KAMPALA - After facing several challenges making money transactions in high school, Solomon Bwire hatched a plan to stop the problem, which had been an issue, over the years, to most students in boarding schools.
In 2016, he founded a money transfer tool, KaWallet that enables students in boarding schools to carry out mobile money transactions without having to possess mobile phones.
The idea, according to him, was as a result of the aforesaid challenges, especially after seeing his mother incur high transport costs to deliver his school fees during that time. At times when the mother preferred sending money to him via mobile money, the money ‘would get lost on people's phones'.
So when he joined the university in 2016, his first idea was coming up with a solution to the problem he faced. He decided to develop a mobile money app that could help students and schools receive school fees without having to face a number of challenges.
"It was not easy but eventually the idea is coming into reality. The app has been developed and now students receive school fees at school on their key holders," he says.
Like many entrepreneurs, it was not a smooth sail at the start. He was faced with the challenge of having to satisfy customers, and he never thought of going for refresher courses.
However, when he was invited to attend a training session at Resilient Africa Network (RAN) led by Makerere University, he realized there was a lot needed to be done for his business to succeed.
"I did not know that customers are supposed to be consulted on what they feel is better for them. Even taking negative feedback, I did not know it also helps to improve the way business is done," Bwire explains.
Phiona Namutebi is another young entrepreneur who started her business in 2018. Though her business looked like it was successful, she faced a lot of challenges that were hindering her from satisfying all her customers.
Namutebi never went for any formal training on how to make bakeries. All she had was passion. "I did not know I was supposed to seek expert advice on how to manage and run my business," she explained.
Bwire and Namutebi are among the 30 young entrepreneurs who took part in the innovation fireplace that gives young entrepreneurs a chance to engage directly with successful business players as they share tips on how to actualize innovation ideas in a realistic Ugandan market.
What experts said
Pamela Abonyo, the Head Corporate Communications at NIC, who was one of the motivational speakers, said many youths today have very brilliant ideas but many end up on shelves because they fear to consult.
She explained that for those who start-up businesses fail to succeed because they never consult or try to do research.
"In order for a business to be successful, there is a need for one to consult from those who have done it and succeeded. Consult also those who failed and from their mistakes, you will be able to do it better," Abonyo said.
She advised that before you go into business, place first things first. Place the customer first in all you are doing, relate with your customers at the foundation of your project or product and never to assume for the customers.

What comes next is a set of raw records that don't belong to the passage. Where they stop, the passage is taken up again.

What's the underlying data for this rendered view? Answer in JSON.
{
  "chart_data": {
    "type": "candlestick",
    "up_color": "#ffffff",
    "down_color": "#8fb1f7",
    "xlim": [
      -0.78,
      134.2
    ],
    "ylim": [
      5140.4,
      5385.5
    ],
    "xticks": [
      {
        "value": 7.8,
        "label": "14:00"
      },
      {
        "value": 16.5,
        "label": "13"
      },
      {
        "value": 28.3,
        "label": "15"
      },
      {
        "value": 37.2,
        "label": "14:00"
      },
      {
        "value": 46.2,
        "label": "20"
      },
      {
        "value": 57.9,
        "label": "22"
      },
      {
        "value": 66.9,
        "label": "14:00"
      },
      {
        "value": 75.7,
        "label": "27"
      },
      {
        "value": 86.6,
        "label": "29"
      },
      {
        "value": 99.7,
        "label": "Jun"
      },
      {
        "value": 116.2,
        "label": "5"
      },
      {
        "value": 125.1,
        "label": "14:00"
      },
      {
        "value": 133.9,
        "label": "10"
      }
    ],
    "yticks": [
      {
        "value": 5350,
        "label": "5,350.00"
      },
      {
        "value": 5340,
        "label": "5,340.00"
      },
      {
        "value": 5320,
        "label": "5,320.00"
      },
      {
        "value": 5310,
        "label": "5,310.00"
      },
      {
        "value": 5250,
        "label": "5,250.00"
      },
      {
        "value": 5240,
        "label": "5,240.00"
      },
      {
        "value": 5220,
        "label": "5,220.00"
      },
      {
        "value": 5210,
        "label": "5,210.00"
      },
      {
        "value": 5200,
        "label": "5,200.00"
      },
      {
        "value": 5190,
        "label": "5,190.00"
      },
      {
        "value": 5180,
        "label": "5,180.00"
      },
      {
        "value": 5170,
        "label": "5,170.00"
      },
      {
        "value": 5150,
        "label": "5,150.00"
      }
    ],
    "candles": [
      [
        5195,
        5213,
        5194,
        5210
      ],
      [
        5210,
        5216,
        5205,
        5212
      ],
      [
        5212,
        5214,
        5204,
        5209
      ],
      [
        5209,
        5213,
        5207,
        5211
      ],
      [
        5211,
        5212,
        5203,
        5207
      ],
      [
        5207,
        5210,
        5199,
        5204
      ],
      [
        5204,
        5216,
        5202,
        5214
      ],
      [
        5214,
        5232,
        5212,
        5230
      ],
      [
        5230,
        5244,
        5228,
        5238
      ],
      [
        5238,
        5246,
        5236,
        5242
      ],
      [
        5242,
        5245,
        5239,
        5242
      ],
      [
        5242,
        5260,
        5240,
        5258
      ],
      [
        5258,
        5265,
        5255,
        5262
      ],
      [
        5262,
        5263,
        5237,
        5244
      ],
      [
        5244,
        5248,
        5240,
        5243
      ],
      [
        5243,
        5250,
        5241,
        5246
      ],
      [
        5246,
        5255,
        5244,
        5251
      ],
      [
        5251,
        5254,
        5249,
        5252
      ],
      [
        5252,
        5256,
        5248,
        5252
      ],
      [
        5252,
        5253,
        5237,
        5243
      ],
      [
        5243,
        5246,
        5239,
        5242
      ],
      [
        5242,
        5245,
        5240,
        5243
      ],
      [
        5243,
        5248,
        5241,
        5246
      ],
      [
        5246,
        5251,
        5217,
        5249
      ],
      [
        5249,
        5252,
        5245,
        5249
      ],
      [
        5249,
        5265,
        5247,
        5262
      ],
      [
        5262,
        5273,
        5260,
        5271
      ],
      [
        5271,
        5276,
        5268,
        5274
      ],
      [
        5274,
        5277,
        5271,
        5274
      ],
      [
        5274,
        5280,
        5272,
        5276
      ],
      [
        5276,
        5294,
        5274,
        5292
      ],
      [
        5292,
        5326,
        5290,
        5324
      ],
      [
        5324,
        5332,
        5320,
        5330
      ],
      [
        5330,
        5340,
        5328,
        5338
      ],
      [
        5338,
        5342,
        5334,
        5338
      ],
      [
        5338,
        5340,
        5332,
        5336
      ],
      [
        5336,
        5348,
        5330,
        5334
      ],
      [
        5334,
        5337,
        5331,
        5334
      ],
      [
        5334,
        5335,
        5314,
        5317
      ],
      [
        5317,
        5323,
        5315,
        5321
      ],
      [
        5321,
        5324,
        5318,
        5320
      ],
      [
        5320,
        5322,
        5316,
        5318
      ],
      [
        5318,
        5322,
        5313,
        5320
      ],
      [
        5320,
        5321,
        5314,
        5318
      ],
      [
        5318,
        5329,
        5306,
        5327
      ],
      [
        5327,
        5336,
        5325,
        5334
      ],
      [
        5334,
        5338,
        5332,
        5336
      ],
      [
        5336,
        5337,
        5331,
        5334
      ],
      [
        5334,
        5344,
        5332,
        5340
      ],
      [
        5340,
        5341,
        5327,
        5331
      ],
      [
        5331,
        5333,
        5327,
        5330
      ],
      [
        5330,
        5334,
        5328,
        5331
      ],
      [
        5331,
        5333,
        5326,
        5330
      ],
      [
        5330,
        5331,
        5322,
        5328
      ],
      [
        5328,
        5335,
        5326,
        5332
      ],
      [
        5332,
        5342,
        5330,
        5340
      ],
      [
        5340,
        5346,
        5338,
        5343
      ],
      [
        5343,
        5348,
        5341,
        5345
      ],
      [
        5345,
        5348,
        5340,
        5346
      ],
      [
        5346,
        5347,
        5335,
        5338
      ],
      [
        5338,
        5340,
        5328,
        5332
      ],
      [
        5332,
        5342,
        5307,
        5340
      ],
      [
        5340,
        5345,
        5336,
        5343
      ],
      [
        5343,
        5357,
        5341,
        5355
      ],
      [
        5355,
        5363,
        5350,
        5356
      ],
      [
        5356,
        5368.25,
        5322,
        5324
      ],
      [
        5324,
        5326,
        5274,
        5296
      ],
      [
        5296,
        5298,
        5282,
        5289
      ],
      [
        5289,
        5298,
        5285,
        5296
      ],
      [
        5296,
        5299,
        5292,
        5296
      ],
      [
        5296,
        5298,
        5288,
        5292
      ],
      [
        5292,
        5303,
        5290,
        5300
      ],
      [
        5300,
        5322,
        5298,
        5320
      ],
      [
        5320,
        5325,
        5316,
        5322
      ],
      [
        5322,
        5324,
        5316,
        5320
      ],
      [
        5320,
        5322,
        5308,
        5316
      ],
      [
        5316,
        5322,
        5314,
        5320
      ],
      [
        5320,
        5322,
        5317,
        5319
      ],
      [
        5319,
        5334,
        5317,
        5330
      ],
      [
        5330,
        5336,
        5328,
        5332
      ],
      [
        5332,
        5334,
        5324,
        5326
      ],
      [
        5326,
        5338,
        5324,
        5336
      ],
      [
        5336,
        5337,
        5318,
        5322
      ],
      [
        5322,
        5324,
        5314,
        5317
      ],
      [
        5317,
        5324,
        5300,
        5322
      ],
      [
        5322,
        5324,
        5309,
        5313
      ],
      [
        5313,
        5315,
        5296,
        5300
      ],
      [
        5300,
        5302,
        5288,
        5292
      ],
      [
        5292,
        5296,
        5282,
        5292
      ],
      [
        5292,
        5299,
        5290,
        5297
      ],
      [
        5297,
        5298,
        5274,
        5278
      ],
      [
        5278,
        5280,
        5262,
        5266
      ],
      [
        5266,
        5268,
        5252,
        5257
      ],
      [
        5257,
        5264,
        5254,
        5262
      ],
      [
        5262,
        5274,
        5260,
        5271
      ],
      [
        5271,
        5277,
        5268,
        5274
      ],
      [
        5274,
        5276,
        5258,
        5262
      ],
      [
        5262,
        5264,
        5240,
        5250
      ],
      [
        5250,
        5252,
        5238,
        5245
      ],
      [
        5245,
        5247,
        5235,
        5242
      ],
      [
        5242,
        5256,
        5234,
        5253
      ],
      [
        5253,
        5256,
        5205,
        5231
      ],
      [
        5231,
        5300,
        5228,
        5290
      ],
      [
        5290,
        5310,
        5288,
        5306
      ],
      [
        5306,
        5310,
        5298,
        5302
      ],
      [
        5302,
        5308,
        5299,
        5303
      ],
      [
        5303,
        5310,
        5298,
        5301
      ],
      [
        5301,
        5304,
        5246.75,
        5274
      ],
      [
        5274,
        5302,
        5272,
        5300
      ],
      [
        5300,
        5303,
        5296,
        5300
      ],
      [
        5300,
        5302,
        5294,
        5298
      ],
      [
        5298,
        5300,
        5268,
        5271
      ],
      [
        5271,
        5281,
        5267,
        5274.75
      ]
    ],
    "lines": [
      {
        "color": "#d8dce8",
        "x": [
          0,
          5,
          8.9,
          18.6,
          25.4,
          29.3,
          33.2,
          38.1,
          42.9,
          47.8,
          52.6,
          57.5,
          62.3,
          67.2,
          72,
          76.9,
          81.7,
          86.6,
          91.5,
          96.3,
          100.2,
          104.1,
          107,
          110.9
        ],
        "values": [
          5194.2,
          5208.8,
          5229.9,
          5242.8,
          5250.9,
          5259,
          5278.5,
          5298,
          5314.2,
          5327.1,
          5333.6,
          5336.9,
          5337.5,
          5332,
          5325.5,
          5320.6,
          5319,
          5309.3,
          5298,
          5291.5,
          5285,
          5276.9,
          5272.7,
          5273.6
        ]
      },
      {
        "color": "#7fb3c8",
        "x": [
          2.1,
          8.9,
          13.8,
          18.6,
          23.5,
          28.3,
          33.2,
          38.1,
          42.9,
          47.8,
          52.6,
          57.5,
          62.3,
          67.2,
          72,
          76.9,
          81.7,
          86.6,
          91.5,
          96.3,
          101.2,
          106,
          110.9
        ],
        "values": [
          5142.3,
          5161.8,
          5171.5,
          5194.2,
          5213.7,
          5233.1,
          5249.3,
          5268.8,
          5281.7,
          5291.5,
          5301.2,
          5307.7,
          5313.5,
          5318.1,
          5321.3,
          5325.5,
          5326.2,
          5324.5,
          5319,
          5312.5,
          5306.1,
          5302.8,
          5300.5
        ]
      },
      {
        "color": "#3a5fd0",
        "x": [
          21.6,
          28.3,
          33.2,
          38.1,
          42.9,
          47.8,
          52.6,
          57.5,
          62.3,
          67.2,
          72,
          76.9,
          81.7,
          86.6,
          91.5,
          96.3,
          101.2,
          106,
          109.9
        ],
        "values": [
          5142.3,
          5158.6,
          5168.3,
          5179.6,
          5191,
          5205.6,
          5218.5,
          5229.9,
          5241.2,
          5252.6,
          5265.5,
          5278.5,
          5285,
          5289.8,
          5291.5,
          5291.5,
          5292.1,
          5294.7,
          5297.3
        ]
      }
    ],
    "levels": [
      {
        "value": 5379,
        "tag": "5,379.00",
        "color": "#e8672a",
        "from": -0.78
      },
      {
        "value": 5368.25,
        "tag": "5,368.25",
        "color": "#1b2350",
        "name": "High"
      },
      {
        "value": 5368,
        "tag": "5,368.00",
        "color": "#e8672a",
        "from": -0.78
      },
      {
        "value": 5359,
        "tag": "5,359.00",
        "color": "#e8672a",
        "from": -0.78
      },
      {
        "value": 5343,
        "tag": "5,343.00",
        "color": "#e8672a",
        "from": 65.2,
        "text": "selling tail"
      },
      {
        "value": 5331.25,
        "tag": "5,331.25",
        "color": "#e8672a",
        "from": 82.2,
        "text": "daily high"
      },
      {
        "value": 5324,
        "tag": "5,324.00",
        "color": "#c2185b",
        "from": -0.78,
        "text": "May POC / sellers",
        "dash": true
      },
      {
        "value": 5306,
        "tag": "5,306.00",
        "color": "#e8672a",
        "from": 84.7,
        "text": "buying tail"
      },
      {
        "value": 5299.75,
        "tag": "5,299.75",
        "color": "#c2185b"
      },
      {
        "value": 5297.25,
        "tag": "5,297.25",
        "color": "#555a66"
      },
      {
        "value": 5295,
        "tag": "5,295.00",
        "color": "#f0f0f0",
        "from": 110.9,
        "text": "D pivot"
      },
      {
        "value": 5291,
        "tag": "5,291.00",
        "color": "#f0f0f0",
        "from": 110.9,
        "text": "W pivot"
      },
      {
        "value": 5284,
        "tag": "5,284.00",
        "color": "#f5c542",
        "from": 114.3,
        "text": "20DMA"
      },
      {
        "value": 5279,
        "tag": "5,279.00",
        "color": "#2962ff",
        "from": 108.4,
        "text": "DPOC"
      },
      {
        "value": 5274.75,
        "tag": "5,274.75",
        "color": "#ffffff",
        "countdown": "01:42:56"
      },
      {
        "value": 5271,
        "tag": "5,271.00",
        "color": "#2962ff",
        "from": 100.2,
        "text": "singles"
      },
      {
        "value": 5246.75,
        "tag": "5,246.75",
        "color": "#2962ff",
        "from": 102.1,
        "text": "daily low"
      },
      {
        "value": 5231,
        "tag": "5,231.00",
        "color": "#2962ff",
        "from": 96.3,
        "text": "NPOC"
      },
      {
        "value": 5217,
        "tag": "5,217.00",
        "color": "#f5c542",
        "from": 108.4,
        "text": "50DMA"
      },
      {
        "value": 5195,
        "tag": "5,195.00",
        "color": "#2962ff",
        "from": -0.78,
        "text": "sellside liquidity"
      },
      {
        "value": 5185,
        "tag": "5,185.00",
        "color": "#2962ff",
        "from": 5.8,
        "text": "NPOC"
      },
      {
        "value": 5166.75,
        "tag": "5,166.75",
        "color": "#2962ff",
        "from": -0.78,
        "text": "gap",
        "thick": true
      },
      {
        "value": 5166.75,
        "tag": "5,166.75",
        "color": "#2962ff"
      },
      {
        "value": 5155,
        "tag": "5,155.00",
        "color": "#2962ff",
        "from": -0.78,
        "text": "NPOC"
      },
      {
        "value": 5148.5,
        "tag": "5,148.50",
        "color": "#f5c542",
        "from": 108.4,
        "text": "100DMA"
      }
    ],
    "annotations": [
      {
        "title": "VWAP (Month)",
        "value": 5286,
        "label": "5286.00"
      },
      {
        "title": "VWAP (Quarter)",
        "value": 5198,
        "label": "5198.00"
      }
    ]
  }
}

Patrick Adengo, Managing Director, Stalworth consulting group limited, said businesses are failing because many young entrepreneurs do not get access to people who can motivate them.
On how to handle customers, Adengo said for any business to succeed, customers have to be put at the forefront. He advised that it is important to welcome and appreciate negative feedback in business so that you can grow.
"When a customer criticizes your business, make sure that you do better such that tomorrow they will praise your product. If that customer takes that bad feedback to the public, then it will be very hard for you to convince customers to love your product," he stressed.
Timothy Mugume, Country Manager at Jumia Food Uganda said it takes a few words of wisdom to make a business successful. He advised the young entrepreneurs to always seek advises from others. It is from this advice that you will get a solution to that problem that is failing your business to grow.
He advised young entrepreneurs to always ensure that they develop a customer-centric model which could take a very long time.
"It can take even 10years and more to build a customer base. So never sit there and lament that customers are few yet you could be in business for just a few months. In all businesses, for success, it is important to know your customers' behaviours so that you swing into the required reaction," he said.
The unemployment rate for young people in Uganda ages 15-24 is 83%. This rate is even higher for those who have formal degrees and live in the urban area. This is due to the disconnect between the degree achieved and the vocational skills needed for the jobs that are in demand for workers.
To make ends meet, many youths resort to starting businesses. However, many do not celebrate their first birthdays. This is because many lack entrepreneurial skills, while others lack mentors to help them sustain the businesses.
According to Deborah Natujuna, the Engagement Manager at Resilient Africa, the mandate of the training was to nurture innovative young entrepreneurs such that they are more resilient to natural shocks and stresses in business.
According to her, it was realized that many young entrepreneurs right from the start of the business, have many gaps that make their business not to succeed.
Hence the only solution is to invite successful professionals and experts from various industries to come and share their wealth of knowledge.
"The professionals talk about key techniques, concepts and also share experiences of how they are managing the business world. We want them to know the challenges faced in the world of work and how they can be overcome," said Natujuna.
She added that the event has been specially designed to inspire youth into ventures through an interactive debate with leading customer experience managers of top brands.
"The interaction helps entrepreneurs to get an expert opinion on current business practices, and keep up-to-date with the latest trends in the industry," she stressed.